C) EXISTENCE ET NECESSITE DE LA PHILOSOPHIE
Comme le soulignait déjà Karl Jaspers au début son Introduction à la philosophie, les philosophes « n’améliorent » pas les concepts qu’ils contribuent à construire : en effet, cela aurait-il un sens de contester la valeur d’une conception antique de la justice au nom d’un progrès de la pensée ? Comme l’utilité est au principe du progrès et que la philosophie ne progresse pas, on en déduit logiquement que l’utilité n’est pas à son principe. Mais alors comment maintenir l’existence de la philosophie sans lui découvrir de fonction ? La stratégie de Jankélévitch consiste à corriger une implication spontanée : si l’utilité est une preuve de l’existence d’une chose, l’inutilité n’en est pas pour autant la preuve de son inexistence.
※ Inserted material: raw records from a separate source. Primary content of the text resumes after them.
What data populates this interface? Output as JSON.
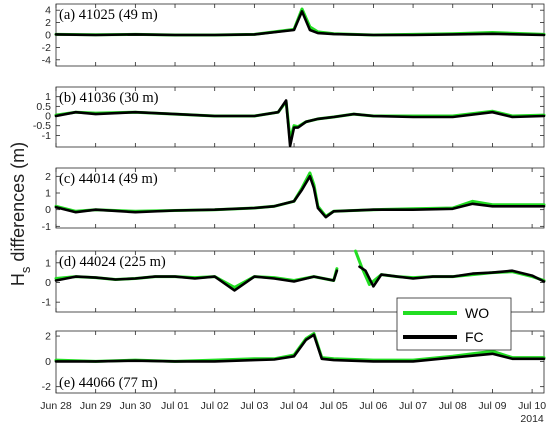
{
  "chart_data": {
    "type": "line",
    "ylabel": "H",
    "ylabel_sub": "s",
    "ylabel_rest": " differences (m)",
    "x_ticks": [
      "Jun 28",
      "Jun 29",
      "Jun 30",
      "Jul 01",
      "Jul 02",
      "Jul 03",
      "Jul 04",
      "Jul 05",
      "Jul 06",
      "Jul 07",
      "Jul 08",
      "Jul 09",
      "Jul 10"
    ],
    "x_year_label": "2014",
    "xlim": [
      0,
      12.3
    ],
    "legend": {
      "placement": "in panel (d), bottom-right",
      "entries": [
        {
          "name": "WO",
          "color": "#22dd22"
        },
        {
          "name": "FC",
          "color": "#000000"
        }
      ]
    },
    "panels": [
      {
        "title": "(a) 41025 (49 m)",
        "ylim": [
          -5,
          5
        ],
        "yticks": [
          "4",
          "2",
          "0",
          "-2",
          "-4"
        ],
        "ytick_values": [
          4,
          2,
          0,
          -2,
          -4
        ],
        "series": [
          {
            "name": "WO",
            "x": [
              0,
              1,
              2,
              3,
              4,
              5,
              6,
              6.2,
              6.4,
              6.6,
              7,
              8,
              9,
              10,
              11,
              12.3
            ],
            "y": [
              0.1,
              0.05,
              0.1,
              0,
              0,
              0.1,
              0.9,
              4.2,
              1.3,
              0.5,
              0.2,
              0,
              0.1,
              0.2,
              0.4,
              0.1
            ]
          },
          {
            "name": "FC",
            "x": [
              0,
              1,
              2,
              3,
              4,
              5,
              6,
              6.2,
              6.4,
              6.6,
              7,
              8,
              9,
              10,
              11,
              12.3
            ],
            "y": [
              0.1,
              0,
              0.1,
              0,
              0,
              0.1,
              0.8,
              3.8,
              0.8,
              0.3,
              0.15,
              0,
              0,
              0.1,
              0.2,
              0
            ]
          }
        ]
      },
      {
        "title": "(b) 41036 (30 m)",
        "ylim": [
          -1.6,
          1.5
        ],
        "yticks": [
          "1",
          "0.5",
          "0",
          "-0.5",
          "-1"
        ],
        "ytick_values": [
          1,
          0.5,
          0,
          -0.5,
          -1
        ],
        "series": [
          {
            "name": "WO",
            "x": [
              0,
              0.5,
              1,
              2,
              3,
              4,
              5,
              5.6,
              5.8,
              5.9,
              6.0,
              6.1,
              6.3,
              6.6,
              7,
              7.5,
              8,
              9,
              10,
              11,
              11.5,
              12.3
            ],
            "y": [
              0.05,
              0.2,
              0.15,
              0.2,
              0.1,
              0,
              0,
              0.2,
              0.75,
              -1.2,
              -0.5,
              -0.55,
              -0.3,
              -0.15,
              -0.05,
              0.1,
              0,
              0,
              0,
              0.25,
              0,
              0.05
            ]
          },
          {
            "name": "FC",
            "x": [
              0,
              0.5,
              1,
              2,
              3,
              4,
              5,
              5.6,
              5.8,
              5.9,
              6.0,
              6.1,
              6.3,
              6.6,
              7,
              7.5,
              8,
              9,
              10,
              11,
              11.5,
              12.3
            ],
            "y": [
              0,
              0.2,
              0.1,
              0.2,
              0.1,
              0,
              0,
              0.2,
              0.8,
              -1.55,
              -0.6,
              -0.6,
              -0.3,
              -0.15,
              -0.05,
              0.1,
              0,
              -0.05,
              -0.05,
              0.2,
              -0.05,
              0
            ]
          }
        ]
      },
      {
        "title": "(c) 44014 (49 m)",
        "ylim": [
          -1.1,
          2.5
        ],
        "yticks": [
          "2",
          "1",
          "0",
          "-1"
        ],
        "ytick_values": [
          2,
          1,
          0,
          -1
        ],
        "series": [
          {
            "name": "WO",
            "x": [
              0,
              0.5,
              1,
              2,
              3,
              4,
              5,
              5.5,
              6,
              6.2,
              6.4,
              6.5,
              6.6,
              6.8,
              7,
              8,
              9,
              10,
              10.5,
              11,
              12.3
            ],
            "y": [
              0.2,
              -0.1,
              0,
              -0.1,
              -0.05,
              0,
              0.1,
              0.2,
              0.5,
              1.3,
              2.2,
              1.5,
              0.2,
              -0.4,
              -0.1,
              0,
              0.05,
              0.1,
              0.5,
              0.3,
              0.3
            ]
          },
          {
            "name": "FC",
            "x": [
              0,
              0.5,
              1,
              2,
              3,
              4,
              5,
              5.5,
              6,
              6.2,
              6.4,
              6.5,
              6.6,
              6.8,
              7,
              8,
              9,
              10,
              10.5,
              11,
              12.3
            ],
            "y": [
              0.15,
              -0.15,
              0,
              -0.15,
              -0.05,
              0,
              0.1,
              0.2,
              0.5,
              1.2,
              2.0,
              1.3,
              0.1,
              -0.45,
              -0.1,
              0,
              0,
              0.05,
              0.35,
              0.2,
              0.2
            ]
          }
        ]
      },
      {
        "title": "(d) 44024 (225 m)",
        "ylim": [
          -1.5,
          1.6
        ],
        "yticks": [
          "1",
          "0",
          "-1"
        ],
        "ytick_values": [
          1,
          0,
          -1
        ],
        "series": [
          {
            "name": "WO",
            "x": [
              0,
              0.5,
              1,
              1.5,
              2,
              2.5,
              3,
              3.5,
              4,
              4.5,
              5,
              5.5,
              6,
              6.5,
              7,
              7.08,
              "gap",
              7.55,
              7.7,
              7.9,
              8.2,
              8.6,
              9,
              9.5,
              10,
              10.5,
              11,
              11.5,
              12,
              12.3
            ],
            "y": [
              0.2,
              0.3,
              0.25,
              0.15,
              0.2,
              0.3,
              0.3,
              0.25,
              0.3,
              -0.25,
              0.3,
              0.25,
              0.1,
              0.3,
              0.1,
              0.7,
              null,
              1.6,
              0.8,
              -0.1,
              0.4,
              0.3,
              0.25,
              0.3,
              0.3,
              0.4,
              0.5,
              0.55,
              0.3,
              0.1
            ]
          },
          {
            "name": "FC",
            "x": [
              0,
              0.5,
              1,
              1.5,
              2,
              2.5,
              3,
              3.5,
              4,
              4.5,
              5,
              5.5,
              6,
              6.5,
              7,
              7.08,
              "gap",
              7.65,
              7.8,
              8.0,
              8.2,
              8.6,
              9,
              9.5,
              10,
              10.5,
              11,
              11.5,
              12,
              12.3
            ],
            "y": [
              0.1,
              0.3,
              0.25,
              0.15,
              0.2,
              0.3,
              0.3,
              0.2,
              0.3,
              -0.4,
              0.3,
              0.2,
              0.05,
              0.3,
              0.1,
              0.6,
              null,
              0.8,
              0.6,
              -0.2,
              0.4,
              0.3,
              0.2,
              0.3,
              0.3,
              0.45,
              0.5,
              0.6,
              0.35,
              0.05
            ]
          }
        ]
      },
      {
        "title": "(e) 44066 (77 m)",
        "ylim": [
          -2.5,
          2.4
        ],
        "yticks": [
          "2",
          "0",
          "-2"
        ],
        "ytick_values": [
          2,
          0,
          -2
        ],
        "series": [
          {
            "name": "WO",
            "x": [
              0,
              1,
              2,
              3,
              4,
              5,
              5.5,
              6,
              6.3,
              6.5,
              6.7,
              7,
              8,
              9,
              10,
              11,
              11.5,
              12.3
            ],
            "y": [
              0.1,
              0,
              0.1,
              0,
              0.1,
              0.2,
              0.2,
              0.5,
              1.8,
              2.2,
              0.3,
              0.2,
              0.1,
              0.1,
              0.4,
              0.8,
              0.3,
              0.3
            ]
          },
          {
            "name": "FC",
            "x": [
              0,
              1,
              2,
              3,
              4,
              5,
              5.5,
              6,
              6.3,
              6.5,
              6.7,
              7,
              8,
              9,
              10,
              11,
              11.5,
              12.3
            ],
            "y": [
              0,
              0,
              0.05,
              0,
              0,
              0.1,
              0.15,
              0.4,
              1.7,
              2.1,
              0.2,
              0.1,
              0,
              0,
              0.3,
              0.6,
              0.2,
              0.2
            ]
          }
        ]
      }
    ]
  }
}
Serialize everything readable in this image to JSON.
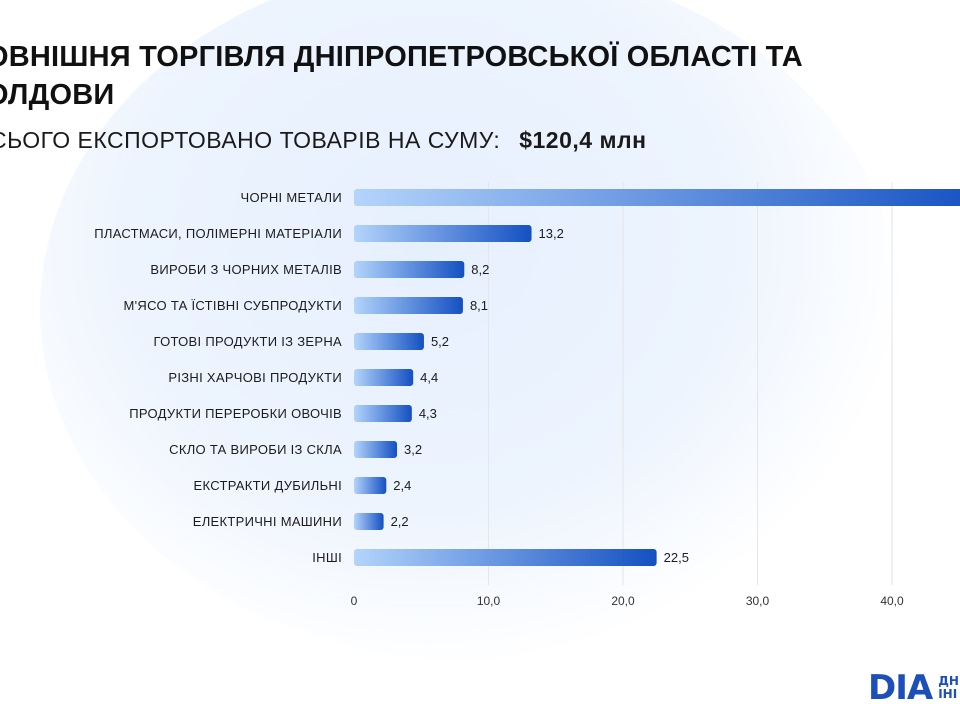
{
  "header": {
    "title_line1": "ОВНІШНЯ ТОРГІВЛЯ ДНІПРОПЕТРОВСЬКОЇ ОБЛАСТІ ТА",
    "title_line2": "ОЛДОВИ",
    "subtitle": "СЬОГО ЕКСПОРТОВАНО ТОВАРІВ НА СУМУ:",
    "total": "$120,4 млн"
  },
  "logo": {
    "mark": "DIA",
    "text_line1": "ДН",
    "text_line2": "ІНІ"
  },
  "colors": {
    "bar_start": "#b3d4fb",
    "bar_end": "#1450c2",
    "grid": "#e3e6ea"
  },
  "chart_data": {
    "type": "bar",
    "orientation": "horizontal",
    "categories": [
      "ЧОРНІ МЕТАЛИ",
      "ПЛАСТМАСИ, ПОЛІМЕРНІ МАТЕРІАЛИ",
      "ВИРОБИ З ЧОРНИХ МЕТАЛІВ",
      "М'ЯСО ТА ЇСТІВНІ СУБПРОДУКТИ",
      "ГОТОВІ ПРОДУКТИ ІЗ ЗЕРНА",
      "РІЗНІ ХАРЧОВІ ПРОДУКТИ",
      "ПРОДУКТИ ПЕРЕРОБКИ ОВОЧІВ",
      "СКЛО ТА ВИРОБИ ІЗ СКЛА",
      "ЕКСТРАКТИ ДУБИЛЬНІ",
      "ЕЛЕКТРИЧНІ МАШИНИ",
      "ІНШІ"
    ],
    "values": [
      47.0,
      13.2,
      8.2,
      8.1,
      5.2,
      4.4,
      4.3,
      3.2,
      2.4,
      2.2,
      22.5
    ],
    "value_labels": [
      "",
      "13,2",
      "8,2",
      "8,1",
      "5,2",
      "4,4",
      "4,3",
      "3,2",
      "2,4",
      "2,2",
      "22,5"
    ],
    "xlim": [
      0,
      50
    ],
    "ticks": [
      0,
      10,
      20,
      30,
      40
    ],
    "tick_labels": [
      "0",
      "10,0",
      "20,0",
      "30,0",
      "40,0"
    ],
    "grid": true
  }
}
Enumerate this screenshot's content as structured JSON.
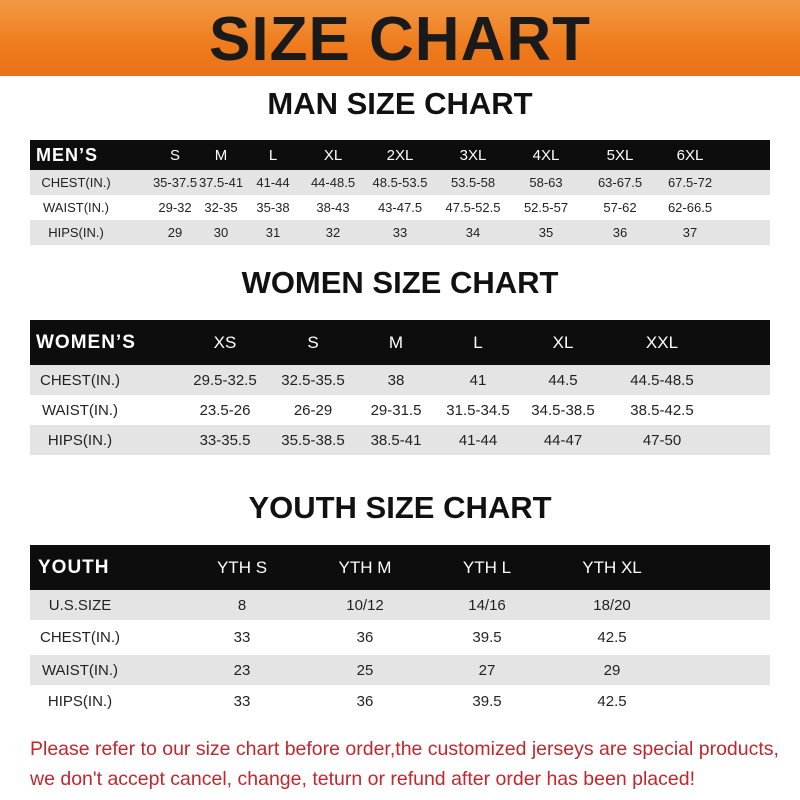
{
  "title": "SIZE CHART",
  "colors": {
    "banner": "#ee7b1c",
    "header_row": "#0d0d0d",
    "note": "#c1272d"
  },
  "men": {
    "title": "MAN SIZE CHART",
    "header": [
      "MEN’S",
      "S",
      "M",
      "L",
      "XL",
      "2XL",
      "3XL",
      "4XL",
      "5XL",
      "6XL"
    ],
    "rows": [
      [
        "CHEST(IN.)",
        "35-37.5",
        "37.5-41",
        "41-44",
        "44-48.5",
        "48.5-53.5",
        "53.5-58",
        "58-63",
        "63-67.5",
        "67.5-72"
      ],
      [
        "WAIST(IN.)",
        "29-32",
        "32-35",
        "35-38",
        "38-43",
        "43-47.5",
        "47.5-52.5",
        "52.5-57",
        "57-62",
        "62-66.5"
      ],
      [
        "HIPS(IN.)",
        "29",
        "30",
        "31",
        "32",
        "33",
        "34",
        "35",
        "36",
        "37"
      ]
    ]
  },
  "women": {
    "title": "WOMEN SIZE CHART",
    "header": [
      "WOMEN’S",
      "XS",
      "S",
      "M",
      "L",
      "XL",
      "XXL"
    ],
    "rows": [
      [
        "CHEST(IN.)",
        "29.5-32.5",
        "32.5-35.5",
        "38",
        "41",
        "44.5",
        "44.5-48.5"
      ],
      [
        "WAIST(IN.)",
        "23.5-26",
        "26-29",
        "29-31.5",
        "31.5-34.5",
        "34.5-38.5",
        "38.5-42.5"
      ],
      [
        "HIPS(IN.)",
        "33-35.5",
        "35.5-38.5",
        "38.5-41",
        "41-44",
        "44-47",
        "47-50"
      ]
    ]
  },
  "youth": {
    "title": "YOUTH SIZE CHART",
    "header": [
      "YOUTH",
      "YTH S",
      "YTH M",
      "YTH L",
      "YTH XL"
    ],
    "rows": [
      [
        "U.S.SIZE",
        "8",
        "10/12",
        "14/16",
        "18/20"
      ],
      [
        "CHEST(IN.)",
        "33",
        "36",
        "39.5",
        "42.5"
      ],
      [
        "WAIST(IN.)",
        "23",
        "25",
        "27",
        "29"
      ],
      [
        "HIPS(IN.)",
        "33",
        "36",
        "39.5",
        "42.5"
      ]
    ]
  },
  "note": {
    "line1": "Please refer to our size chart before order,the customized jerseys are special products,",
    "line2": "we don't accept cancel, change, teturn or refund after order has been placed!"
  }
}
Ainsi la philosophie se passe-t-elle d’utilité pour exister. Elle existe en effet par le simple fait de s’interroger en permanence sur elle-même, de poser « le problème de son problème ». En nous interrogeant sur sa présence, la philosophie nous impose son existence. Plus radicalement, la philosophie prend en otages ces contempteurs pour deux raisons : d’abord, car contester quelque chose, c’est toujours lui donner une certaine réalité et ensuite, car la philosophie a cette faculté de phagocyter ses détracteurs en leur imposant de combattre en terres philosophiques. « Nos ennemis [les antiphilosophes] sont obligatoirement nos amis » comme l’écrit Jankélévitch dans la suite du chapitre. Bien qu’inutile, nous ne pouvons donc pas ne pas faire de philosophie.